Lieber Thomas und liebe Susi,
auch vom Starnberger Weg 10 wünschen wir Euch ein gutes und stetiges Vorankommen bei Eurem Vorhaben, Rom gesund und möglichst beschwerdefrei zu erreichen. (Hier seien speziell Eure beiden Hinterteile gemeint...!)
Ihr habt ja schon eine ziemliche Strecke mit allerlei Gefahren am Wegesrand lauernd hinter Euch gebracht.
Dank Thomas und seiner phänomenalen Ortskenntnis,
habt ihr Euch bisher sehr wacker geschlagen,- ich könnte es keinesfalls besser!
Habe leider erst seit Dienstag, 14.05. Euren tollen und sehr ausführlichen und sehr amüsanten Reisebericht gelesen.

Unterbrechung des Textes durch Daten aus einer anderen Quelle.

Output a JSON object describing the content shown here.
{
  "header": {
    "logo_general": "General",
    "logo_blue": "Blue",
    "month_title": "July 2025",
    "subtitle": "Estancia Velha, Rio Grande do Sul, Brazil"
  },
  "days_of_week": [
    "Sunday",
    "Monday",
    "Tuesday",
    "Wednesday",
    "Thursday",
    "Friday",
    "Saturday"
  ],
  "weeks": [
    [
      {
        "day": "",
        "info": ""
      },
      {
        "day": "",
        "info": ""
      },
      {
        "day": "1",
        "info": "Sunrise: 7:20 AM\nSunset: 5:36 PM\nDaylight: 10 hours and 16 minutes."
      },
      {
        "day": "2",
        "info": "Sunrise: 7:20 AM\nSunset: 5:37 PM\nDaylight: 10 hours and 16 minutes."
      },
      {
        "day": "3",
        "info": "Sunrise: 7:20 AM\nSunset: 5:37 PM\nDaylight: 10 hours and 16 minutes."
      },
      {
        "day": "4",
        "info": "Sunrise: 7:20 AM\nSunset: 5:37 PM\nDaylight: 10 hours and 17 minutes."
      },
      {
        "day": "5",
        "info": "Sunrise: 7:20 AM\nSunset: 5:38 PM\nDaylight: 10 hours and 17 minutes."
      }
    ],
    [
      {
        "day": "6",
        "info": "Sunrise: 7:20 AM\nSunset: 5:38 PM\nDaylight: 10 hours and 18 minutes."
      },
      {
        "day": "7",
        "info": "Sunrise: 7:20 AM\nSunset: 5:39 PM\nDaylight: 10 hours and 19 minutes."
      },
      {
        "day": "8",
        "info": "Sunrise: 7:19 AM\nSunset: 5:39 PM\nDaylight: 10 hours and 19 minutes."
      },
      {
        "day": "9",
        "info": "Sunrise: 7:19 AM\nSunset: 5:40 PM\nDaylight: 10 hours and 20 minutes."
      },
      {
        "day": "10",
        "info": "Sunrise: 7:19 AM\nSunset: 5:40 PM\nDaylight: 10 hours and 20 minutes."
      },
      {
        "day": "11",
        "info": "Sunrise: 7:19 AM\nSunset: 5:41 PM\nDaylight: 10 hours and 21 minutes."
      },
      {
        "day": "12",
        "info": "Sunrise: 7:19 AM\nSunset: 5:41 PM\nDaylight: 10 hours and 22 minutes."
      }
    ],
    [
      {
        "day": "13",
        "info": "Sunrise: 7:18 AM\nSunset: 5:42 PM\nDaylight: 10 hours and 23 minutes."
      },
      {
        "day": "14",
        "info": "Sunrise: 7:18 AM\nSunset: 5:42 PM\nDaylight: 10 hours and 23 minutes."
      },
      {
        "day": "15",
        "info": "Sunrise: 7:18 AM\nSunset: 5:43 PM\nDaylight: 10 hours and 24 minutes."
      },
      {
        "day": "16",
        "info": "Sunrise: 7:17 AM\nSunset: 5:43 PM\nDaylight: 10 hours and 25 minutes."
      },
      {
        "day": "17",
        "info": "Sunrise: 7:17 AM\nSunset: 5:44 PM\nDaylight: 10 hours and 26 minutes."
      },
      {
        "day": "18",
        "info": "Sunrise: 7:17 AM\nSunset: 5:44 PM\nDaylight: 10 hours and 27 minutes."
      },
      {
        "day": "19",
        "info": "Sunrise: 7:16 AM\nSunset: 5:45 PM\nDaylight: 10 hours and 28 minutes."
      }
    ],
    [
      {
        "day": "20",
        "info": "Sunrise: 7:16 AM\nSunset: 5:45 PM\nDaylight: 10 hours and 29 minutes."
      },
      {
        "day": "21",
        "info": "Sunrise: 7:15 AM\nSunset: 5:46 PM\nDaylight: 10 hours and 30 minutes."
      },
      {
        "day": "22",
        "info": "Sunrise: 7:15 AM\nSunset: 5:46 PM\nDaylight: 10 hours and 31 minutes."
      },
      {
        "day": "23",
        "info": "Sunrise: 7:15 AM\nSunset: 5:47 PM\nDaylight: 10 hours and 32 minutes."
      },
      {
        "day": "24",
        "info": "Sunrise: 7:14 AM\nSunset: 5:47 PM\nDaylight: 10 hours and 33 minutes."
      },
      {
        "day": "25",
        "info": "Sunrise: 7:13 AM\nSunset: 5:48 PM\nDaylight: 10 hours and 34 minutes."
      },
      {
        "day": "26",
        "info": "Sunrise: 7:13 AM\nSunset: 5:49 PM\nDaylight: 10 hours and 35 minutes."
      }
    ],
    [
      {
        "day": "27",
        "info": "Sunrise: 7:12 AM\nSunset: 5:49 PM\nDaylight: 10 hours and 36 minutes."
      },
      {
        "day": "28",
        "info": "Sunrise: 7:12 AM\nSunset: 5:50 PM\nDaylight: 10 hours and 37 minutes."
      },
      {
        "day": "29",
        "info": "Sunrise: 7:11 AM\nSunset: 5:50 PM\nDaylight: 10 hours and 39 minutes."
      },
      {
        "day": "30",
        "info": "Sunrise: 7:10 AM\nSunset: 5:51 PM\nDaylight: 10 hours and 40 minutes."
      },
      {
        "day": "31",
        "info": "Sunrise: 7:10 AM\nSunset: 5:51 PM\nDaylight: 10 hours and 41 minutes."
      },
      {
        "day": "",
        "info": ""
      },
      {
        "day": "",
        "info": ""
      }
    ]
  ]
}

Wir fahren natürlich im Geiste mit Euch mit, das ist ja vollkommen klar und können Eure ständigen Anstrengungen sehr gut nachempfinden - Berg auf - Berg ab, Regen (Sauwetter greisliches..) usw.
Da bleibt doch sicher zwischendurch noch genügend Zeit für einen guten und gepflegten Schluck Wein,-
ihr habt es Euch redlich verdient!
Wir alle, Dein Bruder Johannes, Mariola, Fabio und Marco wünschen Euch das allerbeste auf dieser sicher sehr schönen, aber auch anstrengenden Tour durch die verschiedenen Landschaften, die man ganz sicher mit dem Fahrrad wesentlich intensiver geniessen und erleben kann, als mit dem Automobil.

Macht's guat, ihr zwoa und bis boid!